Malema disputes these allegations. He also alleges that the attempt by SARS to set aside the compromise is the result of "political interference".
The court says that since one of the grounds put forward by SARS amounts to fraud, the case had to be referred to trial.
"Should the conduct of the applicant (Malema) have been fraudulent in all respects, then SARS will have no difficulty in persuading the court that it is not bound by the compromise agreement."
However, the court adds that it was never clear in which respects the nondisclosures and misstatements were material.
"It is left to the court to speculate or make deductions, which it is unable to do on the conflicting facts presented."

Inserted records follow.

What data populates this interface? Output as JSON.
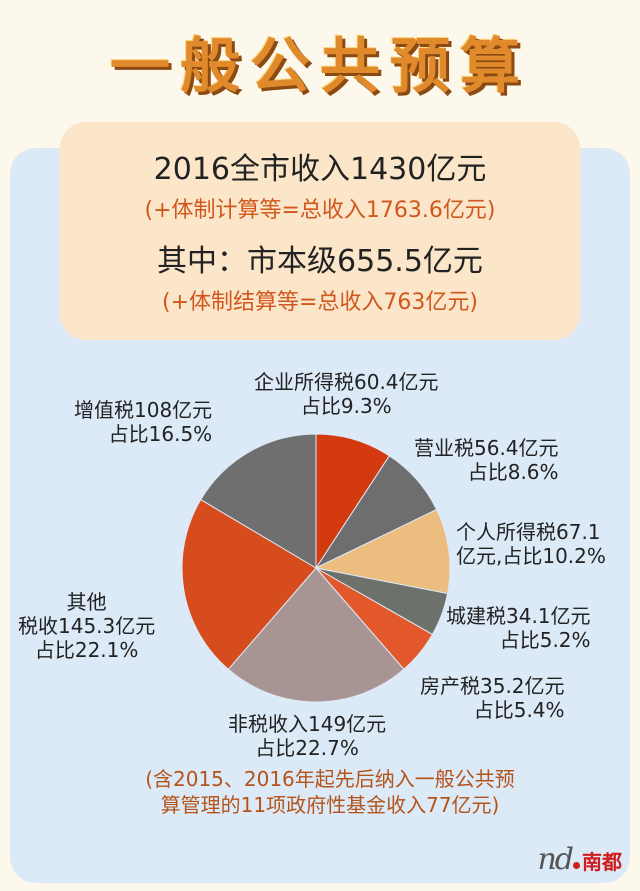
{
  "title": "一般公共预算",
  "summary": {
    "line1": "2016全市收入1430亿元",
    "line2": "(+体制计算等=总收入1763.6亿元)",
    "line3": "其中：市本级655.5亿元",
    "line4": "(+体制结算等=总收入763亿元)"
  },
  "chart_data": {
    "type": "pie",
    "slices": [
      {
        "name": "企业所得税",
        "value": 60.4,
        "percent": 9.3,
        "color": "#d43a10",
        "label1": "企业所得税60.4亿元",
        "label2": "占比9.3%"
      },
      {
        "name": "营业税",
        "value": 56.4,
        "percent": 8.6,
        "color": "#6e6e6e",
        "label1": "营业税56.4亿元",
        "label2": "占比8.6%"
      },
      {
        "name": "个人所得税",
        "value": 67.1,
        "percent": 10.2,
        "color": "#ecbd7e",
        "label1": "个人所得税67.1",
        "label2": "亿元,占比10.2%"
      },
      {
        "name": "城建税",
        "value": 34.1,
        "percent": 5.2,
        "color": "#6c716b",
        "label1": "城建税34.1亿元",
        "label2": "占比5.2%"
      },
      {
        "name": "房产税",
        "value": 35.2,
        "percent": 5.4,
        "color": "#e2582a",
        "label1": "房产税35.2亿元",
        "label2": "占比5.4%"
      },
      {
        "name": "非税收入",
        "value": 149,
        "percent": 22.7,
        "color": "#a99494",
        "label1": "非税收入149亿元",
        "label2": "占比22.7%"
      },
      {
        "name": "其他税收",
        "value": 145.3,
        "percent": 22.1,
        "color": "#d74c1c",
        "label1": "其他",
        "label2": "税收145.3亿元",
        "label3": "占比22.1%"
      },
      {
        "name": "增值税",
        "value": 108,
        "percent": 16.5,
        "color": "#6f6f6f",
        "label1": "增值税108亿元",
        "label2": "占比16.5%"
      }
    ],
    "note1": "(含2015、2016年起先后纳入一般公共预",
    "note2": "算管理的11项政府性基金收入77亿元)"
  },
  "logo": {
    "mark": "nd",
    "text": "南都",
    "dot_color": "#d01c1c"
  }
}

In its judgment the court says SARS cannot be allowed to enter into a compromise with a taxpayer only to deny its validity based on "unwarranted grounds".
In four of the five grounds SARS did not contend that Malema intentionally misled the agency. "What is apparent, though, is that SARS alleges that any misstatement or failure to make a disclosure is automatically material," the court says.
The court also raises questions about the consequences for a taxpayer who is unaware of certain facts, and ascertains them only after a compromise agreement has been reached.
These issues will be clarified at a trial where evidence will be led regarding the rationale for SARS entering into an agreement and then saying it is not bound by it.
The court says SARS’s approach could be compared to Malema scoring naught for an exam because some of his answers were incorrect or not furnished.
"However, this scenario does not even hold true in the case of a mathematics examination. Depending on the percentage of incorrect answers or answers not furnished, one can still pass or even receive a distinction," the court found.
KPMG’s head of tax controversy, Johan van der Walt, says the Malema judgment really deals with a dispute between contracting parties.
"The question is whether Malema, through material misstatements, had induced SARS to agree to a compromise agreement it would not otherwise have entertained."
The materiality of the contested "misstatements" will determine whether SARS could subsequently repudiate the Malema compromise, Van der Walt says.
Cliffe Dekker Hofmeyr senior associate Mareli Treurnicht says there are similar issues in terms of the provisions for the voluntary disclosure programme (VDP).
The requirements for a valid voluntary disclosure include that the disclosure must be voluntary, and be full and complete in all material respects.
"At what point can a taxpayer legitimately cease to furnish SARS with documents and information which in the taxpayer’s view is unnecessary?" she asks.
"If SARS’s argument succeeds that any nondisclosure or misstatement is automatically material, then it is unlikely that any of the VDP applications would comply with the disclosure requirements (of the act)."
Treurnicht says this would defeat the purpose for which the programme was introduced.
Van der Walt, who is also a committee member of the South African Institute of Tax Professionals (SAIT), says the "full disclosure" test also arises in other tax areas like prescription.
SARS can reopen an assessment where the taxpayer is guilty of "nondisclosure" of "material facts" leading to an incorrect tax assessment. Likewise, a voluntary disclosure application requires full and complete disclosure to SARS.
"The Malema judgment could therefore be precedent-setting to evaluate a taxpayer’s obligations when providing SARS with information and explanations, so as to meet the full disclosure benchmark," Van der Walt says.
This article first appeared on bdlive.co.za.